Se quero colocar uma mentalidade vencedora, que ganhar e perder não é a mesma coisa, não posso responder que vou ao Pan para participar. Tenho de pensar no melhor resultado possível. Se vamos ganhar uma medalha, é uma outra situação. Temos de ver o tempo de treinamento, a adaptação das jogadoras, a minha adaptação. É uma competição de tiro curto. Temos de ir com o pensamento de ganhar uma medalha. Apenas participar não serve mais para a seleção. Não adianta sonhar com uma medalha olímpica em Paris, em 2024, e não fazer nada agora.
Paris? E Tóquio, em 2020?
Falei 2024, mas não sei se vou estar lá. Quero estar, mas o que mais conta é alguém colher no futuro o trabalho que vamos realizar agora. É difícil uma vaga para Tóquio? Muito difícil. Mas não foi por isso que não citei. Só acho que é uma competição injusta porque vamos enfrentar seleções que estão trabalhando há quatro anos e estamos no começo.
Qual análise faz do nível do basquete praticado no Brasil?
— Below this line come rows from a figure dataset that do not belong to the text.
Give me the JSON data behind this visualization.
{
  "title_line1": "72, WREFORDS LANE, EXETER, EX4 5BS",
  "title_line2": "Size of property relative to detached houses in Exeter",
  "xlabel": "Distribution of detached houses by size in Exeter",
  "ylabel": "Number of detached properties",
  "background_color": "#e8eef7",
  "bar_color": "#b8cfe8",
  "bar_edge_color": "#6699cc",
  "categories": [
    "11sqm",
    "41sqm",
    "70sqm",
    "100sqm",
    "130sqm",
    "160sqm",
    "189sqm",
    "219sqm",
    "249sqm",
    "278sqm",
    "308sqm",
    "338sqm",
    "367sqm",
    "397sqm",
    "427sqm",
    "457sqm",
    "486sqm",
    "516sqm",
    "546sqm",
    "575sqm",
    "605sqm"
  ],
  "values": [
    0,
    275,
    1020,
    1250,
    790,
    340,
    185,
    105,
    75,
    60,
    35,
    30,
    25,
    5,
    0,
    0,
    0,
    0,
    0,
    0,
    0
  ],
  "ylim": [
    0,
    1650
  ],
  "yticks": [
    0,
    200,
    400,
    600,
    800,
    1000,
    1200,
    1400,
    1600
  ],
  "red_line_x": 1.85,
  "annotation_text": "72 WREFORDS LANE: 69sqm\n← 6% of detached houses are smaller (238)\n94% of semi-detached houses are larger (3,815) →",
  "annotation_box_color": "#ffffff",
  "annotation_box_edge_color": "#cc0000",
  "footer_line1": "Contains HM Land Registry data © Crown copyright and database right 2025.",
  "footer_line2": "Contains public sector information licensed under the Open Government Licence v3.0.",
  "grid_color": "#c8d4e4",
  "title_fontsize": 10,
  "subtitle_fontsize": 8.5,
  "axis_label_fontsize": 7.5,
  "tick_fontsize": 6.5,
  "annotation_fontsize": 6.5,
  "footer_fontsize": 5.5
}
Está longe do cenário internacional. Temos de olhar para Espanha, França, WNBA. Temos de buscar se aproximar no aspecto técnico, tático e físico. Todos precisam trabalhar em prol desta mudança, treinadores, clubes, dirigentes, federações… Não podemos depender de um talento que possa surgir. O trabalho te permite ser competitivo, te permite potencializar um talento. Você precisa criar ferramentas, como uma escola de técnicos, massificar o esporte nas escolas, é uma questão ampla. Se eu acredito? Acredito, sou um eterno otimista.
O convite te surpreendeu?
Eles (da CBB) me ligaram e marcaram uma reunião, sem adiantar o assunto. Pensei mil coisas. E eles me falaram a milésima primeira. Nunca imaginei. Pedi até um tempo para pensar. Foi uma decisão difícil. Recebi ofertas do Brasil e do exterior para treinar no masculino, mas por que aceitei? Primeiro porque o desafio me move. Além disso, vi uma possibilidade de fazer uma nova história. O trabalho pode mudar qualquer situação difícil. O impossível significa apenas que tenho de trabalhar mais.